Er bestaat een zeer voor de hand liggend, archaïsch middel ter verlichting van die tweevoudige boosaardigheid der dingen, die tweevoudige weigering – het feit dat je niet de stamvader bent en dat je van de onderbroek van het zusje moet afblijven. Dat olifantenmiddel draagt in het Zuiden gelukkig ook een dierennaam, White Mule, de witte muilezel, met als variant bourbon whisky. Het is de zeer eenvoudige, alom beschikbare borrel. Wat je inslikt is een krachtige retoriek, en van binnen voelt het als een shrapnel en een klein meisje. Het dient overal toe, het heeft alle denkbare effecten en er is niets anders voor nodig dan het ledigen van het ene glas na het andere; de tegendelen wervelen zo onbedaarlijk rond dat je ze niet meer uit elkaar kunt houden, net als in de grote Elizabethaanse retoriek. Je bent de grootvader en het kleine meisje, je bent het lijk, je bent het vaandel, het vod, je bent het Zuiden. En omdat je de olifant ditmaal hebt ingeslikt, vertrappel je in jezelf alle wonderbaarlijke, weerzinwekkende verschijningsvormen ervan, alles wat je wilt zijn, alles wat je vreest te zijn en alles wat je bent. Die tegennatuurlijke dans heeft bovendien het voordeel dat hij zijn eigen kastijding bevat: dan raak je tenminste ook werkelijk onder de olifant, hij trekt zijn logge poten op en zit een hele nacht lang boven op je, met zijn slagtanden in de vloer gestoken aan weerszijden van je hoofd. Die magiër, die dansende zestonner heeft ook het vermogen om de verbrandingen te versnellen en je bestaan zoveel als mogelijk is te doen lijken op een lucky strike. En die olifant, daarvan weet ik zeker dat Faulkner hem ziet, niet alleen op deze foto maar op alle: hij leidt hem rond of ligt er uitgeteld onder, dat hangt ervan af; maar het is zijn compagnon, zijn naaste, zijn goede engel en zijn moordenaar – en altijd is hij in een hoekje van de foto aanwezig. Misschien ziet hij, in Cofields foto, op zijn drieëndertigste, dat hij eraan zal sterven – nou ja, niet helemaal: de dood zal met wonderbaarlijke toepasselijkheid als voorwendsel een paard nemen dat Stonewall heet, ja, net als Stonewall Jackson, de bestiale held van Manassas, de generaal van de legers van Kaïn, de vriend van de voorvader. Die muur van steen op vier poten zal hem dus op de grond smijten en binnen enkele dagen zal hij sterven, met de oude olifant op zijn borst.

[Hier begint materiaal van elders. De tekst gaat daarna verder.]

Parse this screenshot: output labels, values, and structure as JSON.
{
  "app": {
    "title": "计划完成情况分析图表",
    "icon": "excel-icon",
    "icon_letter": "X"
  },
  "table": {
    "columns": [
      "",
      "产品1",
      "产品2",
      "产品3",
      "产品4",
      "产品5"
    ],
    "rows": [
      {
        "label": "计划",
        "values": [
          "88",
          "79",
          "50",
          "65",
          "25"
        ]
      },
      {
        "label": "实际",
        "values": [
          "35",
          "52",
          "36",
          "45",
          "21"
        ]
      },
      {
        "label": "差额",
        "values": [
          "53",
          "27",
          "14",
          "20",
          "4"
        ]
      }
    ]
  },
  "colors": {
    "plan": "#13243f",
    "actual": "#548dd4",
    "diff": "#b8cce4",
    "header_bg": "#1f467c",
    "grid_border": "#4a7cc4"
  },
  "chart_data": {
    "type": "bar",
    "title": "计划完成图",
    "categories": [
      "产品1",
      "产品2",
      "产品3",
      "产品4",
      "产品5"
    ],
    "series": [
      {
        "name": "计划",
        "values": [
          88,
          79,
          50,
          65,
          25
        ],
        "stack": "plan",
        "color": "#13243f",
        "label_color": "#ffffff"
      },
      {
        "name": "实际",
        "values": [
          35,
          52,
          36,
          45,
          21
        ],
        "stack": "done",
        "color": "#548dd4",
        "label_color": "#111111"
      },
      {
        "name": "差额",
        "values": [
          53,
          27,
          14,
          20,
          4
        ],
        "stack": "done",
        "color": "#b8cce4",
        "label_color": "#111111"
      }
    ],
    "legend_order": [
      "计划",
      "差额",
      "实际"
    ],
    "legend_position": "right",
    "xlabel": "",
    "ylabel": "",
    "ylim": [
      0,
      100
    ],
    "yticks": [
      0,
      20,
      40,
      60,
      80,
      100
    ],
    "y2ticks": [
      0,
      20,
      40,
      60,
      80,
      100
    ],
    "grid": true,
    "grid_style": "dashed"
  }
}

Stonewall. Voor een jonge, gecultiveerde dipsomaan in het uitzichtloze gat Oxford bestaat er nog een andere muur van steen, een boosaardige, geheime, gesloten muur. De bakstenen ervan zijn boeken, het is de biblio-
theek – enfin het beeld van de bibliotheek zoals dat leeft bij een kleine jongeman die de reputatie heeft een mislukkeling, een zuiplap en een mythomaan te zijn, en die dat is, maar die een groot schrijver zou willen worden en met dat doel hele dagen gepassioneerd en doodsbang aan het lezen is. De literatuur heet muur van steen. Zij heet niet zo voor elke schrijver: sommigen dartelen erin rond als vlinders, voor hen zijn boeken bloemen en geen bakstenen. Die schrijvers hebben nu eenmaal geen overmatige waardering voor de modellen, de meesters, ze weten dat de meesters even sterfelijk waren als zij, van eendere essentie en substantie. Ze zijn mensen, ze maken boeken met mensenmiddelen. Ze zien niet waarom de literatuur zonodig zou moeten zeggen wat geen enkele meester heeft gezegd, wat niemand kan zeggen, oftewel wat God zou zeggen als hij verscheen boven Oxford, Mississippi. Ze zijn nu eenmaal menslievende, sociaal voelende, eerbare burgers; ze respecteren zichzelf, en om de ander te respecteren hebben ze niet de minste behoefte hem te transformeren tot olifant. Maar een mislukte, mythomane zuiplap uit Oxford weet dat dat er voor hem niet in zit, de eeuwige gemeenschap van kunsten en letteren, de hoffelijke, creatieve uitwisselingen tussen dode of levende gelijken, het zelfrespect en het respect voor anderen; hij weet of liever gelooft dat het enige middel om de kloof te dichten, om de onneembare muur in stukken te doen vliegen waarachter de olifant Shakespeare, de olifant Melville, de olifant Joyce dartelen, dutten en aanstormen, is dat je zelf olifant wordt. Dát, dat idee van literatuur, draagt een zeer oude en zwaarwichtige naam, sinds Pseudo-Longinus: het is het Sublieme. Het is bekend dat voor wie verstrikt raakt in de categorie van het Sublieme, voor wie de engel uithangt, het meestal slecht afloopt, en het enige wat je doet is muur op muur bouwen tot de definitieve stilte. Niet voor Faulkner.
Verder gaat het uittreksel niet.